Athens, Ga. – University of Georgia students will have the opportunity to present their faculty-sponsored research projects at the annual Center for Undergraduate Research Opportunities (CURO) Symposium April 9 at the Tate Student Center on the UGA campus. Oral and poster presentations, along with visual and performing arts exhibitions, are part of this student-centered event.
“Some of the students will be presenting research that relates to challenges in our own community,” said Pamela Kleiber, associate director of the Honors Program, which houses CURO. “Not only do these projects offer solutions to complex social science and life science issues, but they give the students a chance to learn specific research and critical-writing skills that they can use in their future careers.”
Among the research projects that focus on social issues is Emily Powers’ case study of Atlantic Station, a new mixed-use development at the site of the former Atlantic Steel Mill in mid-town Atlanta. As a CURO summer fellow, she examined how public space is used at Atlantic Station, which is considered a national model for sustainable development and smart growth as residents live, work and play within walking distance.
Powers graduated last fall with honors with a bachelor’s degree in geography, but continued working on this project under the guidance of faculty mentors Steven Holloway, a professor of geography at UGA, and Katharine Hankins, an assistant professor of geography at Georgia State University, so that she could present her results at the CURO symposium. Powers said she feels the experience prepares her for pursuing graduate studies.
“I am currently waiting to hear back from several different geography graduate programs across the nation and I plan on focusing my master’s work in the field of urban geography,” said Powers, who is from Stone Mountain. “I also plan on incorporating film in my graduate and future work, and this project includes a film I made documenting my research.”
“Emily’s work analyzing public space in a new urbanist development has been thoughtful and has pushed her into a new realm of knowledge production,” added Hankins. “I anticipate that her ideas about how a ‘public’ is constituted will make a real contribution to academic literature. Emily has been an absolute pleasure to work with, and I’ve been consistently impressed with her original ideas and confidence as she designed and conducted her research projects.”
Honors student Deep Shah, a junior from Duluth who is pursuing a double major in international affairs and genetics, is currently involved in a project that supports his career aspirations in domestic health policy. Shah, who is also a UGA Foundation Fellow, investigated preventative and preparatory measures for a bioterrorism attack a college town like Athens should take.
Meigs Distinguished Teaching Professor Loch Johnson, who also is Regents Professor of Public and International Affairs, said he feels his mentees like Shah are more like colleagues than undergraduates. “Deep is extraordinarily talented and exhibits many of his abilities in this project,” he said. “It has been a privilege for me to guide him a little along the way, but he doesn’t need much help; he can blaze his own trails.”
Shah said that the culmination of the undergraduate research experience at UGA is the CURO symposium. “I think one of the most valuable skills any student can acquire is the ability to present and defend one’s own ideas in front of an educated, critical audience,” he explained. “To me, honing this skill is the greatest opportunity the symposium offers. Dr. Johnson always encourages me to present my research as often as possible.”
One of the highlights of the symposium includes a keynote address, given this year by Meigs Distinguished Teaching Professor Conrad Fink, who also holds the Morris Chair of Newspaper Strategy & Management at UGA. He will talk about “The Researcher and the Wide, Wild World of the Internet,” at 4 p.m. in Georgia Hall in the Tate Student Center.

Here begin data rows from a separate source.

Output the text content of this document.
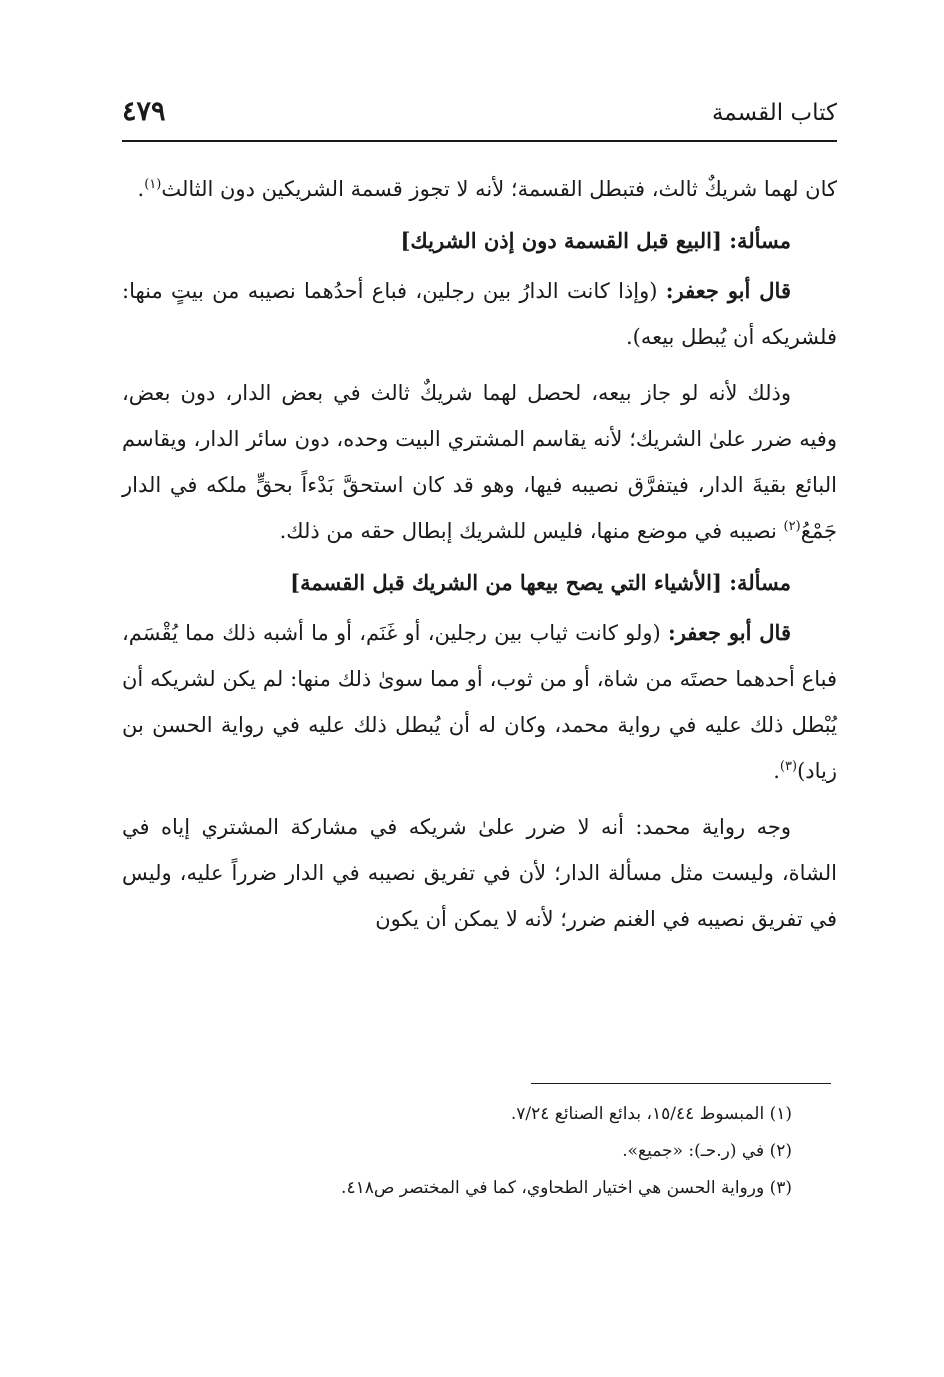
كتاب القسمة
٤٧٩

كان لهما شريكٌ ثالث، فتبطل القسمة؛ لأنه لا تجوز قسمة الشريكين دون الثالث$^{(١)}$.

مسألة: [البيع قبل القسمة دون إذن الشريك]

قال أبو جعفر: (وإذا كانت الدارُ بين رجلين، فباع أحدُهما نصيبه من بيتٍ منها: فلشريكه أن يُبطل بيعه).

وذلك لأنه لو جاز بيعه، لحصل لهما شريكٌ ثالث في بعض الدار، دون بعض، وفيه ضرر علىٰ الشريك؛ لأنه يقاسم المشتري البيت وحده، دون سائر الدار، ويقاسم البائع بقيةَ الدار، فيتفرَّق نصيبه فيها، وهو قد كان استحقَّ بَدْءاً بحقٍّ ملكه في الدار جَمْعُ$^{(٢)}$ نصيبه في موضع منها، فليس للشريك إبطال حقه من ذلك.

مسألة: [الأشياء التي يصح بيعها من الشريك قبل القسمة]

قال أبو جعفر: (ولو كانت ثياب بين رجلين، أو غَنَم، أو ما أشبه ذلك مما يُقْسَم، فباع أحدهما حصتَه من شاة، أو من ثوب، أو مما سوىٰ ذلك منها: لم يكن لشريكه أن يُبْطل ذلك عليه في رواية محمد، وكان له أن يُبطل ذلك عليه في رواية الحسن بن زياد)$^{(٣)}$.

وجه رواية محمد: أنه لا ضرر علىٰ شريكه في مشاركة المشتري إياه في الشاة، وليست مثل مسألة الدار؛ لأن في تفريق نصيبه في الدار ضرراً عليه، وليس في تفريق نصيبه في الغنم ضرر؛ لأنه لا يمكن أن يكون

(١) المبسوط ١٥/٤٤، بدائع الصنائع ٧/٢٤.

(٢) في (ر.حـ): «جميع».

(٣) ورواية الحسن هي اختيار الطحاوي، كما في المختصر ص٤١٨.
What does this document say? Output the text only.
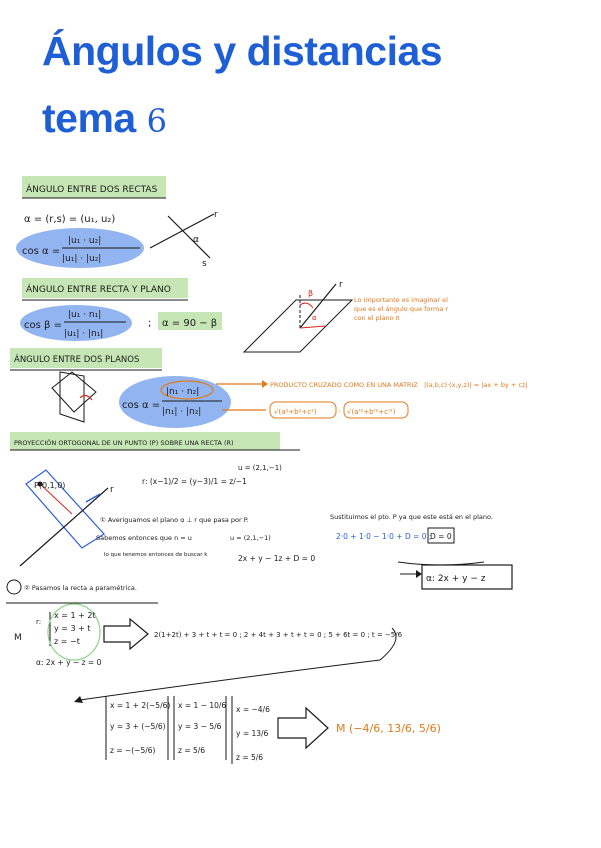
Ángulos y distancias
tema 6
ÁNGULO ENTRE DOS RECTAS
α = (r,s) = (u₁, u₂)
cos α =
|u₁ · u₂|
|u₁| · |u₂|
r
s
α
ÁNGULO ENTRE RECTA Y PLANO
cos β =
|u₁ · n₁|
|u₁| · |n₁|
; α = 90 − β
β
α
r
Lo importante es imaginar el que es el ángulo que forma r con el plano π
ÁNGULO ENTRE DOS PLANOS
cos α =
|n₁ · n₂|
|n₁| · |n₂|
PRODUCTO CRUZADO COMO EN UNA MATRIZ |(a,b,c)·(x,y,z)| = |ax + by + cz|
√(a²+b²+c²)	· √(a'²+b'²+c'²)
PROYECCIÓN ORTOGONAL DE UN PUNTO (P) SOBRE UNA RECTA (R)
P(0,1,0)	r
r: (x−1)/2 = (y−3)/1 = z/−1
u = (2,1,−1)
① Averiguamos el plano α ⊥ r que pasa por P.
Sabemos entonces que n = u	u = (2,1,−1)
lo que tenemos entonces de buscar k	2x + y − 1z + D = 0
Sustituimos el pto. P ya que este está en el plano.
2·0 + 1·0 − 1·0 + D = 0 ;
D = 0
α: 2x + y − z
② Pasamos la recta a paramétrica.
M
r:
x = 1 + 2t
y = 3 + t
z = −t
α: 2x + y − z = 0
2(1+2t) + 3 + t + t = 0 ; 2 + 4t + 3 + t + t = 0 ; 5 + 6t = 0 ; t = −5/6
x = 1 + 2(−5/6)
y = 3 + (−5/6)
z = −(−5/6)
x = 1 − 10/6
y = 3 − 5/6
z = 5/6
x = −4/6
y = 13/6
z = 5/6
M (−4/6, 13/6, 5/6)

“Nothing is more important in undergraduate education than learning the techniques-the art-of focused, disciplined research in subjects crucial to the betterment of our society,” said Fink. “Our nation’s future depends on the next generation of leaders being inquisitive, discerning and capable of the sound judgment that can come only from self-directed research of the highest order.”
Faculty undergraduate mentoring awards will be presented after the keynote address. Steven Stice, director of UGA’s Regenerative Bioscience Center, and Timothy Hoover, associate head of the microbiology department, will be recognized for their commitment to involve and support students in research at UGA.
The symposium also will feature student artwork that will be on display in the fourth floor rotunda of the Student Learning Center. The artists will give gallery talks about their individual creative works starting at 6:15 p.m.
Awards for the best papers in various disciplines and the best poster will be given to symposium participants at 8 p.m. in the four floor rotunda of the Student Learning Center.